High: It blocks me from completing my task.

Answer 1 · 2024-05-07T16:07:19.000Z

I have also tried to increase num_to_keep to 4 and 5 (the code mentions that a low num_to_keep can cause a similar issue), but the error remains. I also realized the checkpoint_frequency seems not to be working as intended. In previous ray versions the checkpoints were only created every checkpoint_frequency iterations. Right now a checkpoint is created in each iteration.

Answer 2 · 2024-05-07T19:00:10.000Z

@ciroaceto PBT with (very frequent) time-based checkpointing and also setting a low num_to_keep is not very stable due to trial scheduling being nondeterministic.
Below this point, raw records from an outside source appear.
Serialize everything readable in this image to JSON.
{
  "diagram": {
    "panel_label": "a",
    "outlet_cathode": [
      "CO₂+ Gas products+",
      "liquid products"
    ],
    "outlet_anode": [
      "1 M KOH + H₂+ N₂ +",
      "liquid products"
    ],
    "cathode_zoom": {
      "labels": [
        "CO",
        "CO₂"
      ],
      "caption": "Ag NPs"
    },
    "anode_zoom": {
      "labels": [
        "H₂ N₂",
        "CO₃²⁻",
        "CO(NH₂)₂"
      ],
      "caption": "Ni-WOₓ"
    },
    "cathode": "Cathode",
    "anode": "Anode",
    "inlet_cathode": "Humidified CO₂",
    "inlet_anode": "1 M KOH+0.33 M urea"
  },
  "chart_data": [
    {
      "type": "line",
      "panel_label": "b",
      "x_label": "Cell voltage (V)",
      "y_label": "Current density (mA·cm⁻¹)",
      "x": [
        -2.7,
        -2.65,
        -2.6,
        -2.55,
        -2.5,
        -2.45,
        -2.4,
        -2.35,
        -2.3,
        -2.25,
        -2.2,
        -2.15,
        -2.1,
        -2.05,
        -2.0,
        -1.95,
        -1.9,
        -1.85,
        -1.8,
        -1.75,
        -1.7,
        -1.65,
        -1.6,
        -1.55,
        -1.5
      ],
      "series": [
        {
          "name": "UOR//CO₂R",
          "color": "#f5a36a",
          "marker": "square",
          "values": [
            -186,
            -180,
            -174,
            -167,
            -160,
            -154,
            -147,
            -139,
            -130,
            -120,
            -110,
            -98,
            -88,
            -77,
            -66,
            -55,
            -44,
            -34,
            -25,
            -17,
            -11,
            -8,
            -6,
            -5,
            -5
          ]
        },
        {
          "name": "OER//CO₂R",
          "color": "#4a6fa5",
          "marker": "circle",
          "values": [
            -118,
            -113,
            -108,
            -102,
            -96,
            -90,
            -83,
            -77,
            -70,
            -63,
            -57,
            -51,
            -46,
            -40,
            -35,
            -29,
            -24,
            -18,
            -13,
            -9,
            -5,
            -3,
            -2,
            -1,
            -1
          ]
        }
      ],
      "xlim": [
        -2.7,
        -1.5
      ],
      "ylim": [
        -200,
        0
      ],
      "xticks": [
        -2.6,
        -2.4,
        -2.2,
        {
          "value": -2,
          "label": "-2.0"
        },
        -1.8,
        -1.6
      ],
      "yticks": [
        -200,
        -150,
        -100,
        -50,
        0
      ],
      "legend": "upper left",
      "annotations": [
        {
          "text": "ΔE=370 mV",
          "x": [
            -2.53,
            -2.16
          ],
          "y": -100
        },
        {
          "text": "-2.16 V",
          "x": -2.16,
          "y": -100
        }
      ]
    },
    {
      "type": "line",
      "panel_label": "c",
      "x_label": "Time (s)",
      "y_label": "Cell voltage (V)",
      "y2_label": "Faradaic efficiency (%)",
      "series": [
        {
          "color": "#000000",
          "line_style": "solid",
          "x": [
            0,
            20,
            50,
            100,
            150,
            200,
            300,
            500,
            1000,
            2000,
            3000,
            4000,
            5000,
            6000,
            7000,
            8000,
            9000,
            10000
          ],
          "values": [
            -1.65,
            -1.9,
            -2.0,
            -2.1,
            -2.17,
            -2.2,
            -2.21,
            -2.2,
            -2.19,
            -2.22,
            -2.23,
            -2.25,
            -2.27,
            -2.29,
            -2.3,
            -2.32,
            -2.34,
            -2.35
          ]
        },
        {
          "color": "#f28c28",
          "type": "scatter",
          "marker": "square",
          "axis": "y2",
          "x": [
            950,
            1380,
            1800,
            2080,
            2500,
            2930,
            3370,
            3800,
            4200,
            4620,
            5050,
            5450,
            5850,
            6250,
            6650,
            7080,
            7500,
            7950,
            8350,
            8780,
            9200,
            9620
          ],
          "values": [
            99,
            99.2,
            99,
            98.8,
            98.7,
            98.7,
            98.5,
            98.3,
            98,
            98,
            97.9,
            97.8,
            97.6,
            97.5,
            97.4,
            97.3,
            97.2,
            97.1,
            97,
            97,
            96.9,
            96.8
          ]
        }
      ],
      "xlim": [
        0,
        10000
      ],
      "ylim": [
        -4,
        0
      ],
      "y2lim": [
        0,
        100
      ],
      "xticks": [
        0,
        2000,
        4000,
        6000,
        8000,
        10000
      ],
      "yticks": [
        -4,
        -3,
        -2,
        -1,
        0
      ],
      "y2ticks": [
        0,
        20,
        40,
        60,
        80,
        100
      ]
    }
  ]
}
Here's a few tips to get this working:

Use training_iteration as the perturbation interval unit instead of time_total_s:

checkpoint_frequency = 2

pbt = PopulationBasedTraining(
    time_attr="time_total_s",
    perturbation_interval=checkpoint_frequency,
    ...,
)
tuner = Tuner(
    ...,
    checkpoint_config=train.CheckpointConfig(
        # num_to_keep=4,   # if disk space is not that big of an issue, keep all checkpoint. otherwise, increase this.
        checkpoint_frequency=checkpoint_frequency,
    )
)

Another option is to set synch=True to make sure that all trials are in lock step, so the checkpoint assigned to a trial will never be missing. You should be able to set a lower num_to_keep in this scenario.

In previous ray versions the checkpoints were only created every checkpoint_frequency iterations. Right now a checkpoint is created in each iteration.

This may be a combination of a checkpoint folder naming change, as well as the time-based perturbation interval you have at the moment:

Checkpoint folders are now named in terms of checkpoint index, rather than the training_iteration, starting from 0. It increments by 1 each time.
A checkpoint is forced to happen on every perturbation interval for high performing trials, which may cause the checkpointing to become more frequent.